Blended = renewal spread × renewal share + new spread × (1 − renewal share).

Tie the onsite team's bonus to blended spread, not raw occupancy. Occupancy bonuses push toward over-renewal and below-market — blended spread bonuses push toward discipline, which is what NOI needs.

How to Use

  1. Enter average expiring rent.
  2. Enter average new lease rent.
  3. Enter average renewal rent.
  4. Enter % of rollover that renews.
  5. Read blended spread.

Frequently Asked Questions

What spreads signal?

Positive spreads = pricing power.
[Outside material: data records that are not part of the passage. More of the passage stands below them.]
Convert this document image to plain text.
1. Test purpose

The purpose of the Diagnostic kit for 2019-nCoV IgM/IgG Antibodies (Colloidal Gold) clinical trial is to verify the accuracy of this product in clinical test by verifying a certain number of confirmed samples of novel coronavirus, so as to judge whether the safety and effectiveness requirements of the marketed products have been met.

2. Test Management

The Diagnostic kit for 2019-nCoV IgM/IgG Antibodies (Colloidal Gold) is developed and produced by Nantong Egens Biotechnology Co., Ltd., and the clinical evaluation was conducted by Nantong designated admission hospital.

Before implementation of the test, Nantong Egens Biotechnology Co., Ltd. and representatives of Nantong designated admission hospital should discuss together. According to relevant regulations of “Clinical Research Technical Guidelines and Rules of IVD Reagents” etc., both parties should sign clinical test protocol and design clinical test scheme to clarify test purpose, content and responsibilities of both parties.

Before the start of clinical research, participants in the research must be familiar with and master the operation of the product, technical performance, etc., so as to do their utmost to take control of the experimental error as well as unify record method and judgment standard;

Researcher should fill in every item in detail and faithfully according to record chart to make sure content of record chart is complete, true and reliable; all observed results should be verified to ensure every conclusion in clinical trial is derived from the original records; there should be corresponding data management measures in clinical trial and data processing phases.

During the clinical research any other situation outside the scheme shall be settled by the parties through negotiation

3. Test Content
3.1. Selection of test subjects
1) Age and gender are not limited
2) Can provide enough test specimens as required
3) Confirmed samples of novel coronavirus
Negative spreads = market weakness or prior mispriced lease. Mixed (new positive, renewal negative) suggests renewal pricing discipline gap. Track each separately to diagnose where issues live.

Renewal vs new spread?

Healthy MF: renewal 3-6%, new 5-12%. Renewal spread below new by 3-5 pts is common (retention value). Gap >8 pts means managers are over-discounting renewals to avoid vacancy — costs more NOI than the vacant day saves.

Measurement pitfalls?

Quote rent vs effective rent (net of concessions). Same unit vs different unit (mix shift). Annualized vs month-to-month. Lease term differences. Pick one convention and stick to it across reporting periods.